3. The communication network management apparatus of claim 1 or 2, wherein the distribution processor determines whether the packet data is to be transmitted through the second data transmission path based on the destination information of the packet data acquired by the packet analyzer and changes the destination information of the packet data into a media access control (MAC) address of the communication network management apparatus when the packet data is determined as being transmitted through the second data transmission path.

4. A communication network management method of a communication network management apparatus which is connected to a local network, a router routing packet data generated in the local network to an external network and connected to a first data transmission path, and a second data transmission path for transmitting data at a different bandwidth from a bandwidth of the first data transmission path, the communication network management method comprising:

(a) intercepting packet data transmitted from the local network to the router and analyzing header information of the packet data;

(b) bypassing the packet data to the router when the packet data is determined as being transmitted through the first data transmission path as the result of the analysis and changing the header information of the packet data when the packet data is determined as being transmitted through the second data transmission path as the result of the analysis; and

(c) transmitting the packet data whose header information has been changed to the second data transmission path.

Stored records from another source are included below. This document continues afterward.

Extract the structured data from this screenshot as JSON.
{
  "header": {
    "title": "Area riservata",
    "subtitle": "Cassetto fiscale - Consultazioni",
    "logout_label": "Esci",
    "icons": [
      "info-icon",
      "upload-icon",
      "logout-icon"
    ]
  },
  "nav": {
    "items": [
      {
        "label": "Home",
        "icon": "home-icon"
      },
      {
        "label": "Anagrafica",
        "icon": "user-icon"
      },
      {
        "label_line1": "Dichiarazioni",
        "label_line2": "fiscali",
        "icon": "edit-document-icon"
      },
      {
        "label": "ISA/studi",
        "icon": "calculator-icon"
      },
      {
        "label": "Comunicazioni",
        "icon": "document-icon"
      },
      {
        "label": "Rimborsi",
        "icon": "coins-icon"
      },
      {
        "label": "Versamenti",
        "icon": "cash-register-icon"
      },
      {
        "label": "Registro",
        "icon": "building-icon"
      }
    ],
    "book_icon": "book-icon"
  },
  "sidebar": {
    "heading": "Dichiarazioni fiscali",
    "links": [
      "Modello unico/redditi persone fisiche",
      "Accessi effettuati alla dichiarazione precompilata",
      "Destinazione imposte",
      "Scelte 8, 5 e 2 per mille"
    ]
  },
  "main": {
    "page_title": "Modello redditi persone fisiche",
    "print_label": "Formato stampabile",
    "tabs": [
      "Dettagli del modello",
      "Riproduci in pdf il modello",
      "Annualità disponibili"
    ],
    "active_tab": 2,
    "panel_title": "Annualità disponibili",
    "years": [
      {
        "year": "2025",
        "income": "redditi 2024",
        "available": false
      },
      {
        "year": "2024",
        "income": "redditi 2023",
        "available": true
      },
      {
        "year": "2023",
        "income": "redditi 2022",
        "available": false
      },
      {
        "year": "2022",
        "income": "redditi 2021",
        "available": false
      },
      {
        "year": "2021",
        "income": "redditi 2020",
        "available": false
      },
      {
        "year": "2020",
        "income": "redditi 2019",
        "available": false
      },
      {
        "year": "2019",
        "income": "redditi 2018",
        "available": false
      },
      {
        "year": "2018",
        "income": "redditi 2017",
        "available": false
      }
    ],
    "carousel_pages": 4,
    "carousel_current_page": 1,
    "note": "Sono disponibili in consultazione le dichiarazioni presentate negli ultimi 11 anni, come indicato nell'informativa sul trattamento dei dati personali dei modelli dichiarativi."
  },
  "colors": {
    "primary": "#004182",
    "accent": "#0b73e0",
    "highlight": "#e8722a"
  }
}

5. The communication network management method of claim 4, wherein step (a) comprises analyzing the header information of the packet data and acquiring destination information of the packet data based on predetermined filtering reference information and the result of analyzing the header information.

6. The communication network management method of claim 4 or 5, wherein step (b) comprises determining whether the packet data is to be transmitted through the second data transmission path based on the destination information of the packet data and changing the destination information of the packet data into a media access control (MAC) address of the communication network management apparatus when the packet data is determined as being transmitted through the second data transmission path.